Republicans’ REDMAP Strategy to Skew Future Elections in Their Favor

Voter ID wasn't enough; Republicans still tinkering with election processes to disadvantage voters on the other side

Voter ID wasn’t enough; Republicans still tinkering with election processes to disadvantage voters on the other side

Republicans, finding themselves less able to win elections on the merits of their candidates and policy positions, are continuing to tinker with election processes at the state level to disadvantage voters who disagree with their policies and dislike their candidates.  In 2010 and 2011, Republicans worked frenetically in state legislatures to pass so-called “voter ID” laws, which, just prior to the election, were officially outed as a strategy to make voting harder for the people most likely to vote against their candidates: African Americans, the elderly, the poor, students and those with disabilities.
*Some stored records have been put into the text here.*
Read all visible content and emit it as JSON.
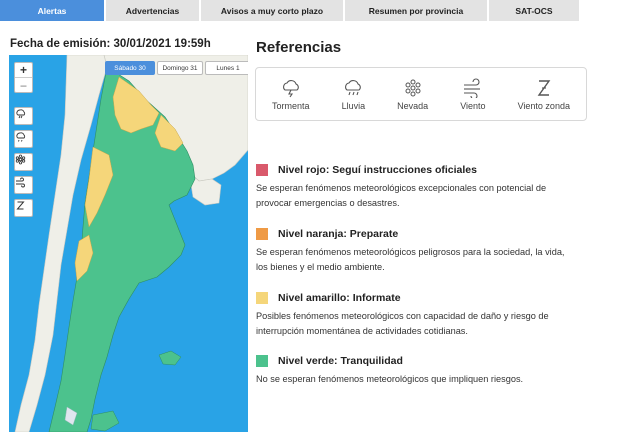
{
  "tabs": [
    {
      "label": "Alertas",
      "active": true
    },
    {
      "label": "Advertencias",
      "active": false
    },
    {
      "label": "Avisos a muy corto plazo",
      "active": false
    },
    {
      "label": "Resumen por provincia",
      "active": false
    },
    {
      "label": "SAT-OCS",
      "active": false
    }
  ],
  "issue_date": "Fecha de emisión: 30/01/2021 19:59h",
  "map": {
    "zoom_in": "+",
    "zoom_out": "−",
    "days": [
      "Sábado 30",
      "Domingo 31",
      "Lunes 1"
    ],
    "active_day": "Sábado 30",
    "colors": {
      "sea": "#29a3e6",
      "land": "#efefe8",
      "green": "#4cc28d",
      "yellow": "#f5d67a"
    }
  },
  "references": {
    "title": "Referencias",
    "icons": [
      {
        "label": "Tormenta",
        "icon": "storm-icon"
      },
      {
        "label": "Lluvia",
        "icon": "rain-icon"
      },
      {
        "label": "Nevada",
        "icon": "snow-icon"
      },
      {
        "label": "Viento",
        "icon": "wind-icon"
      },
      {
        "label": "Viento zonda",
        "icon": "zonda-wind-icon"
      }
    ]
  },
  "levels": [
    {
      "title": "Nivel rojo: Seguí instrucciones oficiales",
      "color": "#d9596b",
      "description": "Se esperan fenómenos meteorológicos excepcionales con potencial de provocar emergencias o desastres."
    },
    {
      "title": "Nivel naranja: Preparate",
      "color": "#ef9a45",
      "description": "Se esperan fenómenos meteorológicos peligrosos para la sociedad, la vida, los bienes y el medio ambiente."
    },
    {
      "title": "Nivel amarillo: Informate",
      "color": "#f5d67a",
      "description": "Posibles fenómenos meteorológicos con capacidad de daño y riesgo de interrupción momentánea de actividades cotidianas."
    },
    {
      "title": "Nivel verde: Tranquilidad",
      "color": "#4cc28d",
      "description": "No se esperan fenómenos meteorológicos que impliquen riesgos."
    }
  ]
}
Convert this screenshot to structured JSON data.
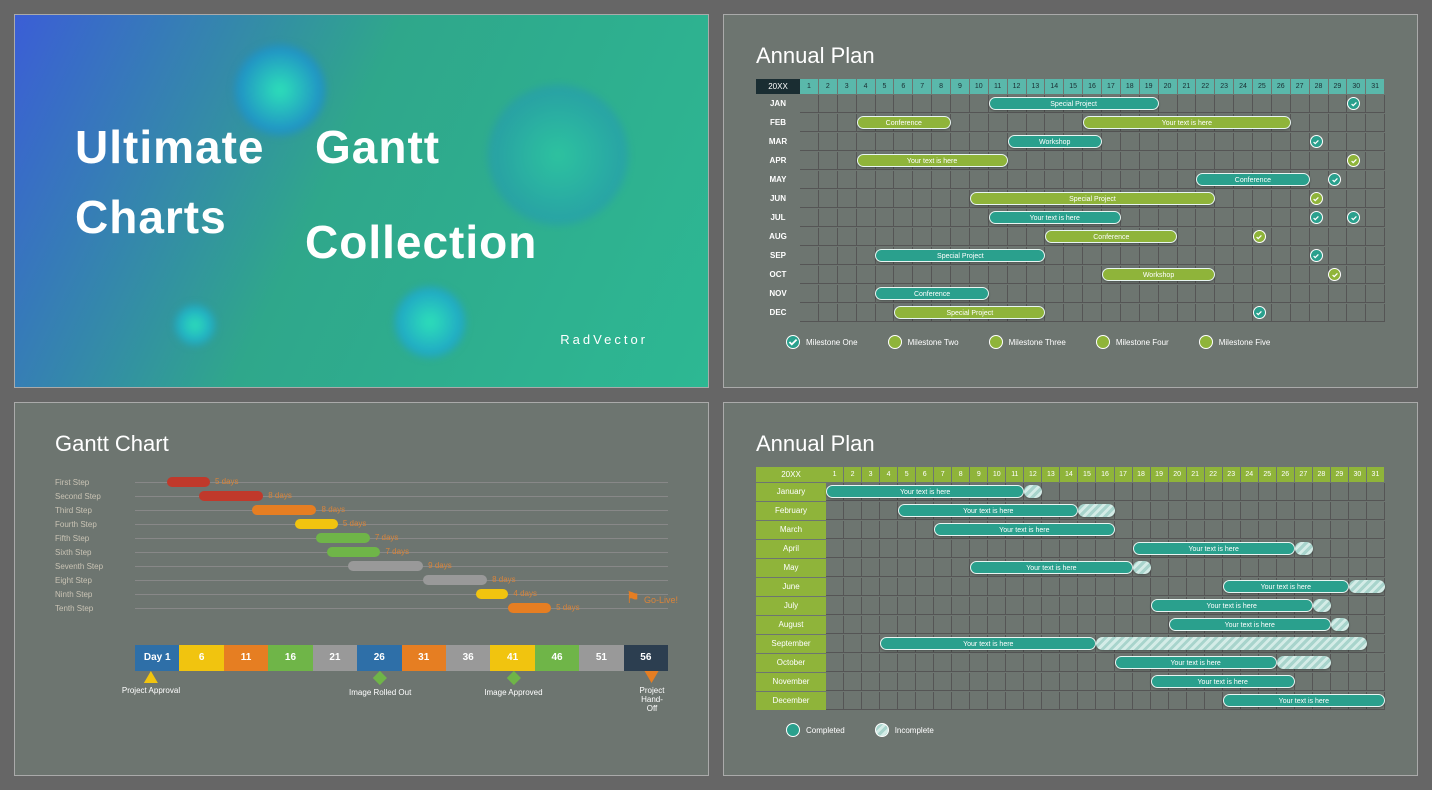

As voter ID laws were increasingly discredited and blocked by the courts, Republicans started working on a new strategy: REDMAP, short for “Redistricting Majority Project,” an effort to skew the redistricting process to assure Republicans maintain their majority in the U.S. House of Representatives even though more Democrats than Republicans are now casting ballots across the country. The GOP’s REDMAP strategy involves a plan to win control of state legislatures. Once they achieve that, they initiate an aggressive gerrymandering campaign to redraw the states’ electoral maps and create districts that are completely safe for Republicans. But beyond eliminating competitive elections in Congressional races, a new part of the GOP’s strategy is to change the rules about how the states apportion their electoral college votes. The new strategy will magnify the effect of Republican votes in the Electoral College in future elections. The GOP wants to change the current winner-take-all rule for apportioning electoral college votes to instead apportioning electoral votes based on the winner in each individual Congressional district within the state. The change would hand beleaguered Republicans a huge process advantage over Democrats. As an example, if the GOP’s hoped-for rule had been in place in Pennsylvania in the November, 2012 election, for example, Mitt Romney would have won 13 of that state’s 20 electoral college votes, even though Obama won the state with 52 percent of the popular vote.